Whiskey Terms and Liz Howell Win 1D Average at Thoroughbred Incentive Program Barrel Racing Championships at Thoroughbred Makeover
The second annual Thoroughbred Incentive Program (T.I.P.) Barrel Racing Championships returned to the Thoroughbred Makeover this year, running concurrently with the Makeover Barrel Racing discipline. Makeover entrants had the option to enter the Championships and roll their times for both standings. T.I.P. Barrel Racing Championships awarded fast times both Wednesday and Thursday evenings in a 4D format, and crowned overall 4D average champions this evening at the conclusion of the second round.

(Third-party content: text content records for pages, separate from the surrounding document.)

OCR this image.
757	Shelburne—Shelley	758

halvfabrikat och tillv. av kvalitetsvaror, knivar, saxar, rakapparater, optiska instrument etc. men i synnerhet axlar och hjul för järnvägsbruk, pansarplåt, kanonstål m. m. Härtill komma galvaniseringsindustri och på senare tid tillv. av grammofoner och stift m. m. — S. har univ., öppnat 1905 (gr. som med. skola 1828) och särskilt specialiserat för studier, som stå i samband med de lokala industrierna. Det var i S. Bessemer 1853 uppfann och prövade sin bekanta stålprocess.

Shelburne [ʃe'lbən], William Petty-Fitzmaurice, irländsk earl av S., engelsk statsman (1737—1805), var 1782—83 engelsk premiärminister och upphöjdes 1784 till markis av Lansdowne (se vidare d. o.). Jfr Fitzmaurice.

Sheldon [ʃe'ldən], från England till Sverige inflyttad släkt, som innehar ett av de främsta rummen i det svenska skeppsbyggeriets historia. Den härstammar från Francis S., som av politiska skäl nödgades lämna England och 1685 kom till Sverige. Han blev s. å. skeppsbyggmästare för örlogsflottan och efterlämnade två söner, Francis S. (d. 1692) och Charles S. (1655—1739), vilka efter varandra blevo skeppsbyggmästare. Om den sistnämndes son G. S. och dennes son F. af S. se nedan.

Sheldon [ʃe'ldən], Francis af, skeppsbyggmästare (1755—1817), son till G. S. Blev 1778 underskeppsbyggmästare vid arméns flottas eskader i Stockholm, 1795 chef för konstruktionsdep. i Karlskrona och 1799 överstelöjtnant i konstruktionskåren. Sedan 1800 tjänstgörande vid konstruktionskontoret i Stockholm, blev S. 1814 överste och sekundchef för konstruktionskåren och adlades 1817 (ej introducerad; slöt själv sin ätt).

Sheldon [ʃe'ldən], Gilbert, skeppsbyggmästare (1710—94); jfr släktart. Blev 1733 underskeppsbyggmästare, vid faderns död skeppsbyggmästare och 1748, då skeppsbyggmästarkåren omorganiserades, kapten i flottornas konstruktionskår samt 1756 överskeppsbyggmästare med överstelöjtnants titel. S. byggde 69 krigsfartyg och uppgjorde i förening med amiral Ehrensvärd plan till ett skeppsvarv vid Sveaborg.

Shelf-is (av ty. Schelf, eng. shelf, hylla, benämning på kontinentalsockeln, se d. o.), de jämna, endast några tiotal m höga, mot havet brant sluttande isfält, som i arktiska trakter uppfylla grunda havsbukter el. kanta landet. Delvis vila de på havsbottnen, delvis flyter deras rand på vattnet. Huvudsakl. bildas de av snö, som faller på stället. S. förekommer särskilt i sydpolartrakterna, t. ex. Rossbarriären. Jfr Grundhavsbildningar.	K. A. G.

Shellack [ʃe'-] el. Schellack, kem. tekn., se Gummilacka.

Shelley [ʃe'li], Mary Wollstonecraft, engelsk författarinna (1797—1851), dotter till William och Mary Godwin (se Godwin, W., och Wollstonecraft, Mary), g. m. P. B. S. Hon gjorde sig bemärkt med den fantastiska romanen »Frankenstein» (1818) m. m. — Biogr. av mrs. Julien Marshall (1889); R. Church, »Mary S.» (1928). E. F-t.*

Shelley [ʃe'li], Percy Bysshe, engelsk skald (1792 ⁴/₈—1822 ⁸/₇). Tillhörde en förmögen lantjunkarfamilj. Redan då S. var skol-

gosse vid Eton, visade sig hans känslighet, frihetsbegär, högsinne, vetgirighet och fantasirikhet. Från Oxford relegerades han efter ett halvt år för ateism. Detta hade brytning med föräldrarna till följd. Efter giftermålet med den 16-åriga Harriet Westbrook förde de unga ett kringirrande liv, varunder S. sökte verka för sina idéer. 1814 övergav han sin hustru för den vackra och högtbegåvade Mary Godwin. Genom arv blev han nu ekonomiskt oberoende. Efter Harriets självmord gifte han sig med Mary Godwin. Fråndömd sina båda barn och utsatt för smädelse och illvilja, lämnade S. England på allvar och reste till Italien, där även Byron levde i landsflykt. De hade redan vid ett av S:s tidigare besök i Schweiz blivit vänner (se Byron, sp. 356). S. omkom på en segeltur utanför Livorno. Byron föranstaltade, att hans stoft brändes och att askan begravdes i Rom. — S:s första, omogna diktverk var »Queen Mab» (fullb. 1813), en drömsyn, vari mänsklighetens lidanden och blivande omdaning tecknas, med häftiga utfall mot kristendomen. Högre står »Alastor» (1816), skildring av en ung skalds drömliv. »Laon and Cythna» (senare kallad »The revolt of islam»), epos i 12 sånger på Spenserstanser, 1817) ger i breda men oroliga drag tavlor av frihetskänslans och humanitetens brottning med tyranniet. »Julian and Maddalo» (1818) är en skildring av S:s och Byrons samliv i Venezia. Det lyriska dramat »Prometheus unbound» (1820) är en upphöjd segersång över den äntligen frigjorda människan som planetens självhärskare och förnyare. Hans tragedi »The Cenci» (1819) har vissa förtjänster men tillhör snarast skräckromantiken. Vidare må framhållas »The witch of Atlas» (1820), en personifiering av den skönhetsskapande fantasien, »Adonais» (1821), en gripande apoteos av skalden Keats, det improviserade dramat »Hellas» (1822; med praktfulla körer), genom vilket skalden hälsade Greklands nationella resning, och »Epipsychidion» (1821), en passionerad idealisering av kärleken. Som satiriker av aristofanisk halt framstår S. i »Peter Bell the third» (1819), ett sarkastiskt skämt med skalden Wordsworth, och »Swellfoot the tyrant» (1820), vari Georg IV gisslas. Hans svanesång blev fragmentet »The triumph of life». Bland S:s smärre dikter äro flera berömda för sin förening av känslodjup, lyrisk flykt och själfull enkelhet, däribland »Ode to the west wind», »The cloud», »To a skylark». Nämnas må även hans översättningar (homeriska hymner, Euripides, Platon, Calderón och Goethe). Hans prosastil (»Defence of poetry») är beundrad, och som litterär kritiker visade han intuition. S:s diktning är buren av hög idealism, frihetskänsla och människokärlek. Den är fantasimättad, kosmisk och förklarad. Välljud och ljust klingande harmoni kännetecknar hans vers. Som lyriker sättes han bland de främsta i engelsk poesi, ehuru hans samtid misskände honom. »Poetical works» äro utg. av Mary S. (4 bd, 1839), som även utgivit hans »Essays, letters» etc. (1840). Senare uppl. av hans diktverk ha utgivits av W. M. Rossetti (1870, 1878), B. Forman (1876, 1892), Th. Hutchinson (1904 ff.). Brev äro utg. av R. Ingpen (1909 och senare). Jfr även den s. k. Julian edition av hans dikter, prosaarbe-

Liz Howell, a professional from Bell, Florida with her Whiskey Terms (Connecting Terms – My Doctor Knows, by My Friend Max), won the 1D average after running the fastest time on Wednesday and second fastest on Thursday. Whiskey Terms is a 2013 gelding with earnings of $6,100 and a race record of 13-0-2-1. He was bred in Louisiana by Joseph Dauphine and last raced for owner Shellie Duhon under trainer Benjamin Zeno. He is a 2019 Thoroughbred Makeover graduate.
“We’ve been working really hard for awhile now,” said Howell. “We were third overall in 2019 [at the Thoroughbred Makeover] and that was huge. Last year [at the inaugural T.I.P. Championships] he was in the 1D and third again, and I thought that was huge too. This yeah I knew he had a lot more experience and he could come here and win.”